Could you please help to describe / give the example?

amnu3387 · March 12, 2019, 5:26pm

Great that it helped.

Well, I just meant that if you know you won’t be getting possibly wrong formats like {,} then it’s fine, if not for instance that would result in no matches on the string split in apply_format which would raise an error and other cases like that.

As an addendum, if there’s any sort of specification that you can rely on the formatting, for e.g. the state will always be either 2 or 3 characters long then you can improve further the way it works. If you know it’s always either 2 or 3 then you can improve a bit that to not split when not needed when there isn’t a list of values, and to not require splitting to match the correct state.

defmodule Testing do
  def format_string(string, state) do
    Regex.replace(~r/\{(.*?)\}/, string, fn
	(_, <<n_state :: binary-size(2)>>) -> "{" <> n_state <> "}"
	(_, <<n_state :: binary-size(3)>>) -> "{" <> n_state <> "}"
	(_, capture) ->
      		apply_format(capture, state)
    end)   
  end

  def apply_format(capture, state) do
     capture
     |> String.split(",", trim: true) 
     |> extract_correct_state(state)
  end

  def extract_correct_state([], state), do: "{MISSING:#{state}}"
  def extract_correct_state([<<state :: binary-size(2)>> <> ":" <> rem | t], state), do: rem
  def extract_correct_state([<<state :: binary-size(3)>> <> ":" <> rem | t], state), do: rem
  def extract_correct_state([_|t], state), do: extract_correct_state(t, state)
end

Even the apply_format could be made to not require splitting, but it needs several clauses to work for 2 and 3 so without a macro it’s a bit boring to write by hand.

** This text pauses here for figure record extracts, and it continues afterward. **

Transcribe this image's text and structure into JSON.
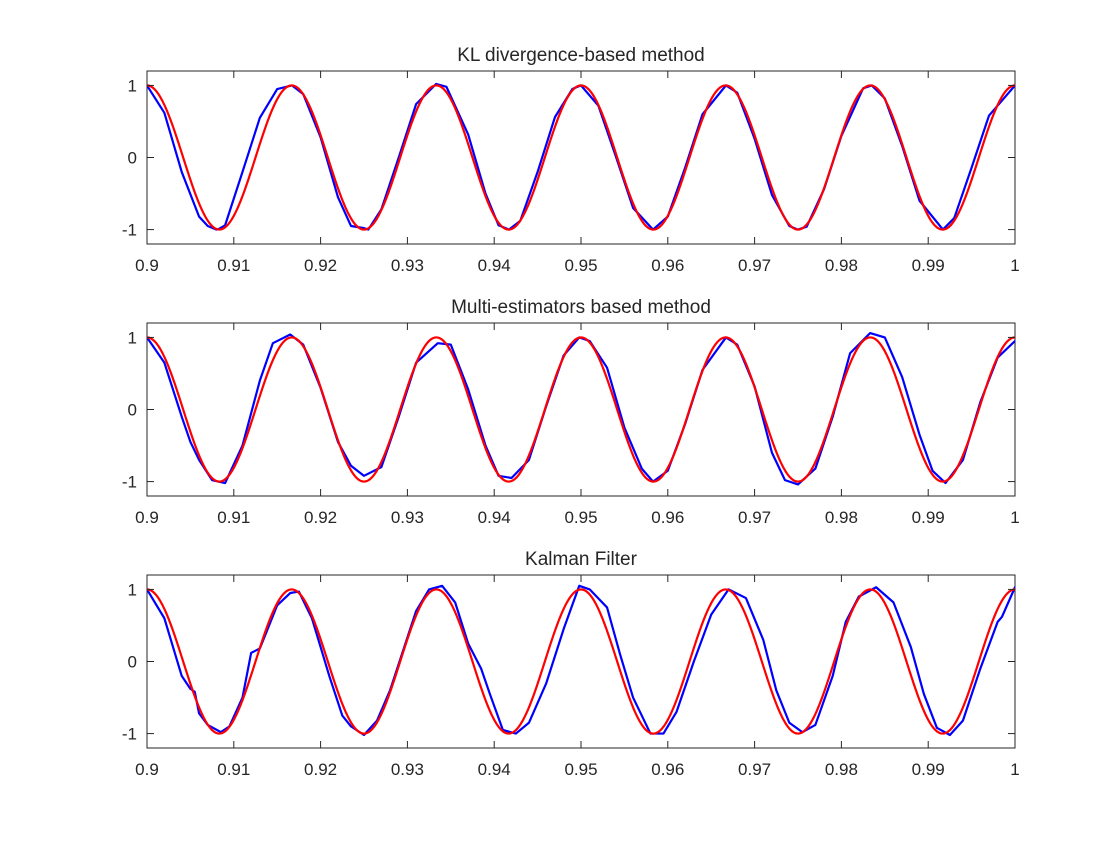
{
  "chart_data": [
    {
      "type": "line",
      "title": "KL divergence-based method",
      "xlim": [
        0.9,
        1.0
      ],
      "ylim": [
        -1.2,
        1.2
      ],
      "xticks": [
        0.9,
        0.91,
        0.92,
        0.93,
        0.94,
        0.95,
        0.96,
        0.97,
        0.98,
        0.99,
        1.0
      ],
      "xtick_labels": [
        "0.9",
        "0.91",
        "0.92",
        "0.93",
        "0.94",
        "0.95",
        "0.96",
        "0.97",
        "0.98",
        "0.99",
        "1"
      ],
      "yticks": [
        -1,
        0,
        1
      ],
      "ytick_labels": [
        "-1",
        "0",
        "1"
      ],
      "grid": false,
      "series": [
        {
          "color": "#0000ff",
          "x": [
            0.9,
            0.902,
            0.904,
            0.906,
            0.907,
            0.908,
            0.9083,
            0.909,
            0.911,
            0.913,
            0.915,
            0.9167,
            0.918,
            0.92,
            0.922,
            0.9235,
            0.925,
            0.9255,
            0.927,
            0.929,
            0.931,
            0.9333,
            0.9345,
            0.937,
            0.939,
            0.9405,
            0.9417,
            0.943,
            0.945,
            0.947,
            0.949,
            0.95,
            0.952,
            0.954,
            0.956,
            0.9583,
            0.96,
            0.962,
            0.964,
            0.9667,
            0.968,
            0.97,
            0.972,
            0.974,
            0.975,
            0.976,
            0.978,
            0.98,
            0.9825,
            0.9835,
            0.985,
            0.987,
            0.989,
            0.9917,
            0.993,
            0.995,
            0.997,
            1.0
          ],
          "y": [
            1.0,
            0.62,
            -0.2,
            -0.82,
            -0.95,
            -1.0,
            -0.99,
            -0.94,
            -0.2,
            0.55,
            0.95,
            1.0,
            0.88,
            0.28,
            -0.55,
            -0.95,
            -0.98,
            -1.0,
            -0.72,
            0.0,
            0.74,
            1.02,
            0.98,
            0.32,
            -0.5,
            -0.94,
            -1.0,
            -0.88,
            -0.2,
            0.56,
            0.95,
            1.0,
            0.72,
            0.02,
            -0.7,
            -1.0,
            -0.82,
            -0.14,
            0.6,
            1.0,
            0.9,
            0.26,
            -0.52,
            -0.95,
            -1.0,
            -0.96,
            -0.44,
            0.3,
            0.96,
            1.0,
            0.82,
            0.16,
            -0.6,
            -1.0,
            -0.84,
            -0.14,
            0.58,
            1.0
          ]
        },
        {
          "color": "#ff0000",
          "freq_hz": 60,
          "amplitude": 1.0,
          "phase_rad": 0.0
        }
      ]
    },
    {
      "type": "line",
      "title": "Multi-estimators based method",
      "xlim": [
        0.9,
        1.0
      ],
      "ylim": [
        -1.2,
        1.2
      ],
      "xticks": [
        0.9,
        0.91,
        0.92,
        0.93,
        0.94,
        0.95,
        0.96,
        0.97,
        0.98,
        0.99,
        1.0
      ],
      "xtick_labels": [
        "0.9",
        "0.91",
        "0.92",
        "0.93",
        "0.94",
        "0.95",
        "0.96",
        "0.97",
        "0.98",
        "0.99",
        "1"
      ],
      "yticks": [
        -1,
        0,
        1
      ],
      "ytick_labels": [
        "-1",
        "0",
        "1"
      ],
      "grid": false,
      "series": [
        {
          "color": "#0000ff",
          "x": [
            0.9,
            0.902,
            0.904,
            0.905,
            0.906,
            0.9075,
            0.909,
            0.911,
            0.913,
            0.9145,
            0.9165,
            0.918,
            0.92,
            0.922,
            0.9235,
            0.925,
            0.927,
            0.929,
            0.931,
            0.9335,
            0.935,
            0.937,
            0.939,
            0.9405,
            0.942,
            0.944,
            0.946,
            0.948,
            0.9498,
            0.951,
            0.953,
            0.955,
            0.957,
            0.9583,
            0.96,
            0.962,
            0.964,
            0.9667,
            0.968,
            0.97,
            0.972,
            0.9735,
            0.975,
            0.977,
            0.979,
            0.981,
            0.9833,
            0.985,
            0.987,
            0.989,
            0.9905,
            0.992,
            0.994,
            0.996,
            0.998,
            1.0
          ],
          "y": [
            1.0,
            0.65,
            -0.1,
            -0.45,
            -0.7,
            -0.98,
            -1.02,
            -0.5,
            0.4,
            0.92,
            1.04,
            0.9,
            0.3,
            -0.45,
            -0.78,
            -0.92,
            -0.8,
            -0.1,
            0.65,
            0.92,
            0.9,
            0.28,
            -0.5,
            -0.92,
            -0.95,
            -0.7,
            0.05,
            0.75,
            1.0,
            0.95,
            0.58,
            -0.25,
            -0.82,
            -1.0,
            -0.85,
            -0.2,
            0.55,
            1.0,
            0.9,
            0.32,
            -0.6,
            -0.98,
            -1.04,
            -0.82,
            -0.1,
            0.78,
            1.06,
            1.0,
            0.45,
            -0.35,
            -0.85,
            -1.02,
            -0.7,
            0.1,
            0.72,
            0.95
          ]
        },
        {
          "color": "#ff0000",
          "freq_hz": 60,
          "amplitude": 1.0,
          "phase_rad": 0.0
        }
      ]
    },
    {
      "type": "line",
      "title": "Kalman Filter",
      "xlim": [
        0.9,
        1.0
      ],
      "ylim": [
        -1.2,
        1.2
      ],
      "xticks": [
        0.9,
        0.91,
        0.92,
        0.93,
        0.94,
        0.95,
        0.96,
        0.97,
        0.98,
        0.99,
        1.0
      ],
      "xtick_labels": [
        "0.9",
        "0.91",
        "0.92",
        "0.93",
        "0.94",
        "0.95",
        "0.96",
        "0.97",
        "0.98",
        "0.99",
        "1"
      ],
      "yticks": [
        -1,
        0,
        1
      ],
      "ytick_labels": [
        "-1",
        "0",
        "1"
      ],
      "grid": false,
      "series": [
        {
          "color": "#0000ff",
          "x": [
            0.9,
            0.902,
            0.904,
            0.905,
            0.9055,
            0.906,
            0.907,
            0.9085,
            0.9095,
            0.911,
            0.912,
            0.913,
            0.915,
            0.9165,
            0.9175,
            0.919,
            0.921,
            0.9225,
            0.9235,
            0.925,
            0.9265,
            0.928,
            0.9295,
            0.931,
            0.9325,
            0.934,
            0.9355,
            0.937,
            0.9385,
            0.9395,
            0.941,
            0.9425,
            0.944,
            0.946,
            0.948,
            0.9498,
            0.951,
            0.953,
            0.9545,
            0.956,
            0.958,
            0.9595,
            0.961,
            0.963,
            0.965,
            0.967,
            0.969,
            0.971,
            0.9725,
            0.974,
            0.9755,
            0.977,
            0.979,
            0.9805,
            0.982,
            0.984,
            0.986,
            0.988,
            0.9895,
            0.991,
            0.9925,
            0.994,
            0.996,
            0.998,
            0.9985,
            1.0
          ],
          "y": [
            1.0,
            0.6,
            -0.2,
            -0.38,
            -0.42,
            -0.72,
            -0.88,
            -0.98,
            -0.9,
            -0.5,
            0.12,
            0.18,
            0.78,
            0.95,
            0.97,
            0.6,
            -0.2,
            -0.75,
            -0.9,
            -1.02,
            -0.82,
            -0.4,
            0.15,
            0.7,
            1.0,
            1.05,
            0.82,
            0.25,
            -0.1,
            -0.45,
            -0.95,
            -1.0,
            -0.85,
            -0.3,
            0.45,
            1.05,
            1.0,
            0.75,
            0.1,
            -0.5,
            -1.0,
            -1.0,
            -0.7,
            0.0,
            0.65,
            1.0,
            0.88,
            0.3,
            -0.4,
            -0.85,
            -0.98,
            -0.88,
            -0.2,
            0.55,
            0.9,
            1.03,
            0.82,
            0.2,
            -0.45,
            -0.92,
            -1.02,
            -0.82,
            -0.1,
            0.55,
            0.62,
            1.03
          ]
        },
        {
          "color": "#ff0000",
          "freq_hz": 60,
          "amplitude": 1.0,
          "phase_rad": 0.0
        }
      ]
    }
  ]
}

yudy · March 16, 2019, 7:41am

@amnu3387 thank you again for the great explanation. It seems you are not suggesting to do the splitting. I mean from previous example [val] -> "{" <> val <> "}" is simple enough. Is there any performance consideration or anything else so that you avoid to do splitting and change to binary size instead?

For the format, I think I will just process the correct format which is {,}. And simply not to continue if it’s not correct.